Eating disorders are a hidden problem that many people do not recognize as an issue until it is too late. Fortunately, there are effective ways to identify the symptoms of an eating disorder so that you can seek help before things get worse. Eating disorders differ from other types of psychological problems in that they typically begin in some phase of development rather than the result of stress from family or personal choices. Eating disorders are also often co-morbid with other medical illnesses such as diabetes and depression. However, even though they have different causes, all individuals who suffer from an eating disorder share some similarities. This article will explore what eating disorders are, their symptoms and how to recognize them. We will also discuss the effects that eating disorders have on both body and mind.
What is an eating disorder?
An eating disorder is a mental disorder characterized bystarving and binge eating. Binge eating is the act of having large amounts of food in a short period of time in an attempt to fill a nutritional need or maintain a desired body weight. In order to qualify as an eating disorder, a person must experience binge eating four or more times in a month. This is the key to understanding the disorder and its treatment.
The Basics of Eating Disorders
An eating disorder is a mental disorder characterized bystarving and binge eating. Binge eating is the act of having large amounts of food in a short period of time in an attempt to fill a nutritional need or maintain a desired body weight. Studies indicate that approximately 15% of the population suffers from an eating disorder at some point in their lifetime. Eating disorders are usually treatable, but they can become chronic conditions if not recognized and treated promptly.

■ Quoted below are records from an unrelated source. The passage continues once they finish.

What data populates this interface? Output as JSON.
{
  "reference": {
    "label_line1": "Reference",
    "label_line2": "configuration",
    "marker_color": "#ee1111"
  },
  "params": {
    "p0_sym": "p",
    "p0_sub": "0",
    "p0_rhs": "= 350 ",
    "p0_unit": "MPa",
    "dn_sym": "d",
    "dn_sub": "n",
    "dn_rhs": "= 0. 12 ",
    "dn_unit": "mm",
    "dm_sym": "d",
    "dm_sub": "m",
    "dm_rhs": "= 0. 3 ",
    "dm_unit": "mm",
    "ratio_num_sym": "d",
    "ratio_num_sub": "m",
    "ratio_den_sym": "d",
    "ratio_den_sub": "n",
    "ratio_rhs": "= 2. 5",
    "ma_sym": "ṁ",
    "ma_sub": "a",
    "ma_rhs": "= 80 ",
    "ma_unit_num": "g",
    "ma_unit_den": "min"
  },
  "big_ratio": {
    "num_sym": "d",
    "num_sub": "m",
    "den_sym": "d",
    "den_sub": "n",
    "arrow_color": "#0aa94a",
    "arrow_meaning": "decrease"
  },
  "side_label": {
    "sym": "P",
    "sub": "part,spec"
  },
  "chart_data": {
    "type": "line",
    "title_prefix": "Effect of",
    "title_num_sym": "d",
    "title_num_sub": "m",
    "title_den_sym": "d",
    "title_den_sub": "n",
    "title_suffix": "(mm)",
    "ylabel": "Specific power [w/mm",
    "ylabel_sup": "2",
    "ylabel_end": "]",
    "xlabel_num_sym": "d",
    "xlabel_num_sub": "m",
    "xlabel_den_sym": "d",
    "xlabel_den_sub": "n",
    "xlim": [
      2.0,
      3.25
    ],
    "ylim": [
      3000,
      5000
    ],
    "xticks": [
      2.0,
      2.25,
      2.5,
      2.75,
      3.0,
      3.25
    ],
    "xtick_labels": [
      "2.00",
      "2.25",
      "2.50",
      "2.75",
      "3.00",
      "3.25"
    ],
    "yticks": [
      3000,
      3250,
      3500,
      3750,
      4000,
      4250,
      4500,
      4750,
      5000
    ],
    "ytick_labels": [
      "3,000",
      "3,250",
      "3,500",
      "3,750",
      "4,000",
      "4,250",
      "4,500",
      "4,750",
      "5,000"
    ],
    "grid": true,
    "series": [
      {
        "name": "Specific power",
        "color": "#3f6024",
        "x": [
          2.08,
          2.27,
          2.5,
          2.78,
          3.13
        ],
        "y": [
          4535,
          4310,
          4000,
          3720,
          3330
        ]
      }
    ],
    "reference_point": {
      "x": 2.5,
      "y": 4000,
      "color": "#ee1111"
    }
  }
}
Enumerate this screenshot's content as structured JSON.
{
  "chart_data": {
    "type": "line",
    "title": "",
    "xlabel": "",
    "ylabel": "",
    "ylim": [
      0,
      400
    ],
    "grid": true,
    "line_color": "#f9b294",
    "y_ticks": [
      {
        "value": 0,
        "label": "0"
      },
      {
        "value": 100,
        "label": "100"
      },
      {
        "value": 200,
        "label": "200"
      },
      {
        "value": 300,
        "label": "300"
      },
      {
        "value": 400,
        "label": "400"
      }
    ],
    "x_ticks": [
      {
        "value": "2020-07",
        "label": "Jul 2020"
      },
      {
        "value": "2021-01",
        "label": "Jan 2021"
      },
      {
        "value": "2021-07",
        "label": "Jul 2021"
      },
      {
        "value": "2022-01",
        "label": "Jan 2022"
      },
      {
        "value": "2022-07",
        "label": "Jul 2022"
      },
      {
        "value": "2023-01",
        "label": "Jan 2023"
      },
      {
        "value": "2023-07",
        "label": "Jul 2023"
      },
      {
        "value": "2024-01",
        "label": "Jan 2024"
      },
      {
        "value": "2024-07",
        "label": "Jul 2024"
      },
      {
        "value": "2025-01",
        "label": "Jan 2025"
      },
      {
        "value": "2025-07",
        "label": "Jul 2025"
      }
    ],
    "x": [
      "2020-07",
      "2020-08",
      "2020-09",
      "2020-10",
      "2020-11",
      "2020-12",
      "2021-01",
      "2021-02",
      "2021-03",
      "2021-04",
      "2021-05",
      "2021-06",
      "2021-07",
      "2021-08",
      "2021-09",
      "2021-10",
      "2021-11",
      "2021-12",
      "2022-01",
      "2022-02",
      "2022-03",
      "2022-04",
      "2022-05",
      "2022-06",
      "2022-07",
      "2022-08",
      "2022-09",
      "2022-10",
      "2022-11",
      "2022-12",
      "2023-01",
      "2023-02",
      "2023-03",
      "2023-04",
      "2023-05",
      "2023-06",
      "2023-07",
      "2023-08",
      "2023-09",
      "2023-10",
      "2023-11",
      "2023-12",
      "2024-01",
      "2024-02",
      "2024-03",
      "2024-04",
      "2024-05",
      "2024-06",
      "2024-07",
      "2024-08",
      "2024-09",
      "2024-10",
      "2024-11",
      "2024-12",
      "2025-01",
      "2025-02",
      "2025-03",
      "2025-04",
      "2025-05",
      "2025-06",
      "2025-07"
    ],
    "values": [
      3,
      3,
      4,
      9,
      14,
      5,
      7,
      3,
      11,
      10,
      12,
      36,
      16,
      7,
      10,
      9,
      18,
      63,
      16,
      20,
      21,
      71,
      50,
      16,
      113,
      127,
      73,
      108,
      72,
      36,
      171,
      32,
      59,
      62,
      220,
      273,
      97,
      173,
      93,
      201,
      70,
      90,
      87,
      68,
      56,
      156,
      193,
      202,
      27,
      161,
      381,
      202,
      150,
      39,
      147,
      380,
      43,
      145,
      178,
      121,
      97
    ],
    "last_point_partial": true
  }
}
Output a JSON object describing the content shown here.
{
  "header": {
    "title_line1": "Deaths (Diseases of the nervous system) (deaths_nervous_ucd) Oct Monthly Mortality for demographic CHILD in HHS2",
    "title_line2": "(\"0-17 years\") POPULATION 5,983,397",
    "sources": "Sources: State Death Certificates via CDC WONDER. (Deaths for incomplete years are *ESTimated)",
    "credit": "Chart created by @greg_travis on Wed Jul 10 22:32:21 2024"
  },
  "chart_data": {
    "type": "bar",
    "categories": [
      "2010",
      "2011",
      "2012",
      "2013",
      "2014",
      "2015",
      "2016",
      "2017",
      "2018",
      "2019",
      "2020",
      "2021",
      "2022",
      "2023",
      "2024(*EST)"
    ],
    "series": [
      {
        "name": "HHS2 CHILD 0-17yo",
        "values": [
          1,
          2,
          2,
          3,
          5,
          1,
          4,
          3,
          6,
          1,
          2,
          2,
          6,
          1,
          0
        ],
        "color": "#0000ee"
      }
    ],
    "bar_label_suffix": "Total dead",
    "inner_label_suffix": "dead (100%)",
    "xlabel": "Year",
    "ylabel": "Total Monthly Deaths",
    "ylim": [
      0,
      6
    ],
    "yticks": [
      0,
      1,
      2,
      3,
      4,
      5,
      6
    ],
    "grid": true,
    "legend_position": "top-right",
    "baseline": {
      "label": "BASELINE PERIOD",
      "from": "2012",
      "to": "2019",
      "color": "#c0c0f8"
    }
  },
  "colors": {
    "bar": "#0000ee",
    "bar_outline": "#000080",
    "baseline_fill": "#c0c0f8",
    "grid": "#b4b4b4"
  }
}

How to Recognize the Symptoms of an Eating Disorder
Because eating disorders are associated with a strong desire to consume large amounts of food, it is important to recognize the specific behaviors that are a result of hunger. Binge eating, for example, is a common symptom because it is a result of hunger. Binge eating can also be accompanied by extreme disruption of one’s normal eating routine, including attempts to control one’s eating by extreme measures (i.e. purging).
How to Help Someone Who Has an Eating Disorder
For those who have an eating disorder, the support system can be the difference between recovery and losing the battle. There are a number of ways to help a person with an eating disorder. The first is to identify the signs of the disorder so that you and your loved ones know what to watch for. While it is important to seek medical attention for anyone experiencing extreme hunger, Binge Eating and Self-induced vomiting (Sie) are more indicative of an eating disorder.
Consequences of Having an Eating Disorder
While anyone can experience an eating disorder at any time, the consequences are most often emotional, financial and physical. Emotional: An eating disorder can cause a person to feel ashamed, inferior, or even inferior to other people who have an eating disorder. financially: An eating disorder can result in a high cost of living due to the need for large-scale purchases of food. This can be particularly true for people on lower incomes. socially: An eating disorder can prevent someone from going out in public, holding a job, or having close friendships. physically: An eating disorder can lead to an increased risk of developing substance abuse or dependency.
Causes of eating disorders
All individuals who suffer from an eating disorder share some common causes. These include: – Genes – DNA in all of us contains instructions for making our favorite foods. When these are not fulfilled through the regular diet, it can lead to binge eating and less effective eating. – Environment – Food Environment – How we eat depends on where we are, what time of the day we eat, and how we react to different foods. – Psychological – Food Related – Binge eating, a result of psychological stress, can be the spark that lights the fire in an eating disorder. – Environmental – Food Interactions – Overgeneralization – The tendency to draw conclusions about a person’s eating habits based on the patterns observed.
Although eating disorders are often a hidden problem, they can be recognized and treated. The most important thing you can do is seek help if you think you are struggling with an eating disorder.